Piper discussed the risk of the COVID-19 pandemic in February 2020 and recommended measures such as mask-wearing and social distancing in March of the same year. Since then, she has discussed the societal risk posed by inaccurate study preprints and analyzed the impact of the pandemic on the historical scale, deeming it one of the ten deadliest in human history.

In November 2022, Piper published an article on a direct-message interview with Sam Bankman-Fried after the bankruptcy of FTX.

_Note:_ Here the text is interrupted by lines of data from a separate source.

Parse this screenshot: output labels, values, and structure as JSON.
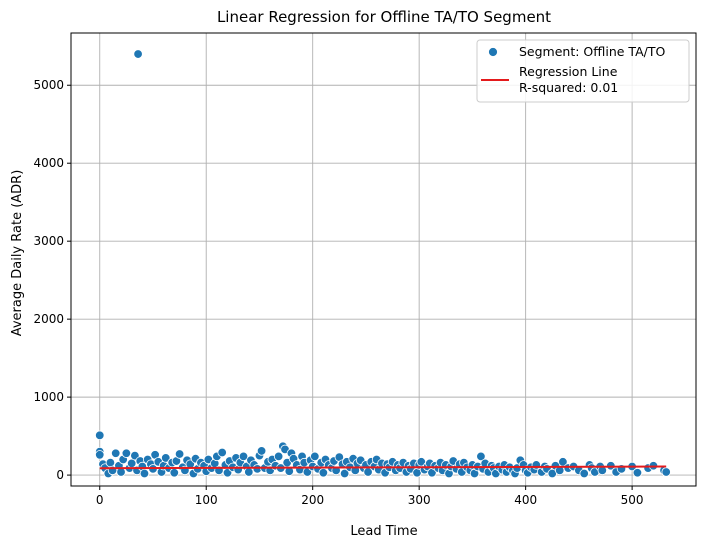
{
  "chart_data": {
    "type": "scatter",
    "title": "Linear Regression for Offline TA/TO Segment",
    "xlabel": "Lead Time",
    "ylabel": "Average Daily Rate (ADR)",
    "xlim": [
      -27,
      560
    ],
    "ylim": [
      -140,
      5670
    ],
    "xticks": [
      0,
      100,
      200,
      300,
      400,
      500
    ],
    "yticks": [
      0,
      1000,
      2000,
      3000,
      4000,
      5000
    ],
    "grid": true,
    "legend_position": "top-right",
    "colors": {
      "points": "#1f77b4",
      "regression": "#e41a1c",
      "grid": "#b0b0b0"
    },
    "series": [
      {
        "name": "Segment: Offline TA/TO",
        "type": "scatter",
        "points": [
          [
            36,
            5400
          ],
          [
            0,
            510
          ],
          [
            0,
            300
          ],
          [
            0,
            260
          ],
          [
            3,
            140
          ],
          [
            5,
            90
          ],
          [
            8,
            20
          ],
          [
            10,
            160
          ],
          [
            12,
            60
          ],
          [
            15,
            280
          ],
          [
            18,
            120
          ],
          [
            20,
            40
          ],
          [
            22,
            200
          ],
          [
            25,
            280
          ],
          [
            28,
            90
          ],
          [
            30,
            150
          ],
          [
            33,
            250
          ],
          [
            35,
            60
          ],
          [
            38,
            180
          ],
          [
            40,
            110
          ],
          [
            42,
            20
          ],
          [
            45,
            200
          ],
          [
            48,
            140
          ],
          [
            50,
            80
          ],
          [
            52,
            260
          ],
          [
            55,
            170
          ],
          [
            58,
            40
          ],
          [
            60,
            120
          ],
          [
            62,
            220
          ],
          [
            65,
            90
          ],
          [
            68,
            160
          ],
          [
            70,
            30
          ],
          [
            72,
            180
          ],
          [
            75,
            270
          ],
          [
            78,
            100
          ],
          [
            80,
            60
          ],
          [
            82,
            190
          ],
          [
            85,
            140
          ],
          [
            88,
            20
          ],
          [
            90,
            210
          ],
          [
            92,
            80
          ],
          [
            95,
            160
          ],
          [
            98,
            120
          ],
          [
            100,
            50
          ],
          [
            102,
            200
          ],
          [
            105,
            90
          ],
          [
            108,
            150
          ],
          [
            110,
            240
          ],
          [
            112,
            60
          ],
          [
            115,
            290
          ],
          [
            118,
            130
          ],
          [
            120,
            30
          ],
          [
            122,
            180
          ],
          [
            125,
            100
          ],
          [
            128,
            220
          ],
          [
            130,
            70
          ],
          [
            132,
            160
          ],
          [
            135,
            240
          ],
          [
            138,
            110
          ],
          [
            140,
            40
          ],
          [
            142,
            190
          ],
          [
            145,
            130
          ],
          [
            148,
            80
          ],
          [
            150,
            250
          ],
          [
            152,
            310
          ],
          [
            155,
            90
          ],
          [
            158,
            170
          ],
          [
            160,
            60
          ],
          [
            162,
            200
          ],
          [
            165,
            120
          ],
          [
            168,
            240
          ],
          [
            170,
            90
          ],
          [
            172,
            370
          ],
          [
            174,
            330
          ],
          [
            176,
            160
          ],
          [
            178,
            50
          ],
          [
            180,
            280
          ],
          [
            182,
            210
          ],
          [
            185,
            130
          ],
          [
            188,
            70
          ],
          [
            190,
            240
          ],
          [
            192,
            160
          ],
          [
            195,
            40
          ],
          [
            198,
            190
          ],
          [
            200,
            110
          ],
          [
            202,
            240
          ],
          [
            205,
            80
          ],
          [
            208,
            160
          ],
          [
            210,
            30
          ],
          [
            212,
            200
          ],
          [
            215,
            130
          ],
          [
            218,
            90
          ],
          [
            220,
            180
          ],
          [
            222,
            60
          ],
          [
            225,
            230
          ],
          [
            228,
            140
          ],
          [
            230,
            20
          ],
          [
            232,
            170
          ],
          [
            235,
            100
          ],
          [
            238,
            210
          ],
          [
            240,
            60
          ],
          [
            242,
            150
          ],
          [
            245,
            190
          ],
          [
            248,
            90
          ],
          [
            250,
            130
          ],
          [
            252,
            40
          ],
          [
            255,
            170
          ],
          [
            258,
            110
          ],
          [
            260,
            200
          ],
          [
            262,
            70
          ],
          [
            265,
            150
          ],
          [
            268,
            30
          ],
          [
            270,
            140
          ],
          [
            272,
            100
          ],
          [
            275,
            170
          ],
          [
            278,
            60
          ],
          [
            280,
            130
          ],
          [
            282,
            90
          ],
          [
            285,
            160
          ],
          [
            288,
            40
          ],
          [
            290,
            120
          ],
          [
            292,
            80
          ],
          [
            295,
            150
          ],
          [
            298,
            30
          ],
          [
            300,
            130
          ],
          [
            302,
            170
          ],
          [
            305,
            70
          ],
          [
            308,
            110
          ],
          [
            310,
            150
          ],
          [
            312,
            30
          ],
          [
            315,
            120
          ],
          [
            318,
            90
          ],
          [
            320,
            160
          ],
          [
            322,
            60
          ],
          [
            325,
            130
          ],
          [
            328,
            20
          ],
          [
            330,
            110
          ],
          [
            332,
            180
          ],
          [
            335,
            80
          ],
          [
            338,
            140
          ],
          [
            340,
            40
          ],
          [
            342,
            160
          ],
          [
            345,
            100
          ],
          [
            348,
            60
          ],
          [
            350,
            130
          ],
          [
            352,
            20
          ],
          [
            355,
            110
          ],
          [
            358,
            240
          ],
          [
            360,
            80
          ],
          [
            362,
            150
          ],
          [
            365,
            40
          ],
          [
            368,
            120
          ],
          [
            370,
            90
          ],
          [
            372,
            20
          ],
          [
            375,
            110
          ],
          [
            378,
            70
          ],
          [
            380,
            130
          ],
          [
            382,
            40
          ],
          [
            385,
            100
          ],
          [
            388,
            60
          ],
          [
            390,
            20
          ],
          [
            392,
            90
          ],
          [
            395,
            190
          ],
          [
            398,
            130
          ],
          [
            400,
            60
          ],
          [
            402,
            30
          ],
          [
            405,
            100
          ],
          [
            408,
            70
          ],
          [
            410,
            130
          ],
          [
            415,
            40
          ],
          [
            418,
            110
          ],
          [
            420,
            80
          ],
          [
            425,
            20
          ],
          [
            428,
            120
          ],
          [
            432,
            60
          ],
          [
            435,
            170
          ],
          [
            440,
            90
          ],
          [
            445,
            110
          ],
          [
            450,
            60
          ],
          [
            455,
            20
          ],
          [
            460,
            130
          ],
          [
            462,
            90
          ],
          [
            465,
            40
          ],
          [
            470,
            110
          ],
          [
            472,
            60
          ],
          [
            480,
            120
          ],
          [
            485,
            40
          ],
          [
            490,
            80
          ],
          [
            500,
            110
          ],
          [
            505,
            30
          ],
          [
            515,
            90
          ],
          [
            520,
            120
          ],
          [
            530,
            60
          ],
          [
            532,
            40
          ]
        ]
      },
      {
        "name": "Regression Line",
        "type": "line",
        "x": [
          0,
          532
        ],
        "y": [
          88,
          110
        ]
      }
    ],
    "legend": {
      "entries": [
        {
          "marker": "point",
          "label": "Segment: Offline TA/TO"
        },
        {
          "marker": "line",
          "label": "Regression Line"
        }
      ],
      "r_squared_label": "R-squared: 0.01"
    }
  }
}
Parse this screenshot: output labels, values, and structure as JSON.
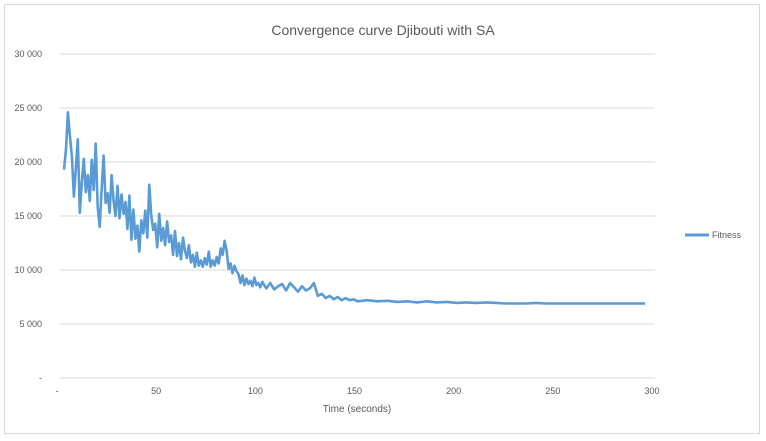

In May 2024, Piper reported on OpenAI's practice of requiring departing employees to sign lifelong agreement forbidding them from criticizing OpenAI, or even acknowledging the existence of the agreement. According to Piper, OpenAI threatened to cancel departing employees' vested equity (or to prevent them from selling it) if they refused to sign the agreement. OpenAI's CEO, Sam Altman, claimed that he was unaware of the provision about equity cancellation. Piper later published leaked documents and emails challenging this claim.

==Education reporting==
Beginning in 2023, Piper began writing a series of articles on U.S. K–12 literacy trends, especially the “Mississippi Miracle”. In these pieces, published at The Argument, she examined claims that states such as Mississippi, Alabama, Tennessee, and Louisiana had achieved unusually rapid gains in reading proficiency. Piper analyzed test data, third-grade retention policies, phonics-based reforms, and questions of statistical validity surrounding the National Assessment of Educational Progress.

Her reporting defended the view that the improvements were real and not primarily the result of demographic changes or test manipulation, while also engaging with critics who argued the gains were overstated. She co-authored investigations responding to allegations of “book-cooking”, outlined methodological debates about exclusion rates and accommodations, and assessed how literacy reforms might translate to other states.

==Personal life==
She lives with her wife and four children in the San Francisco Bay Area.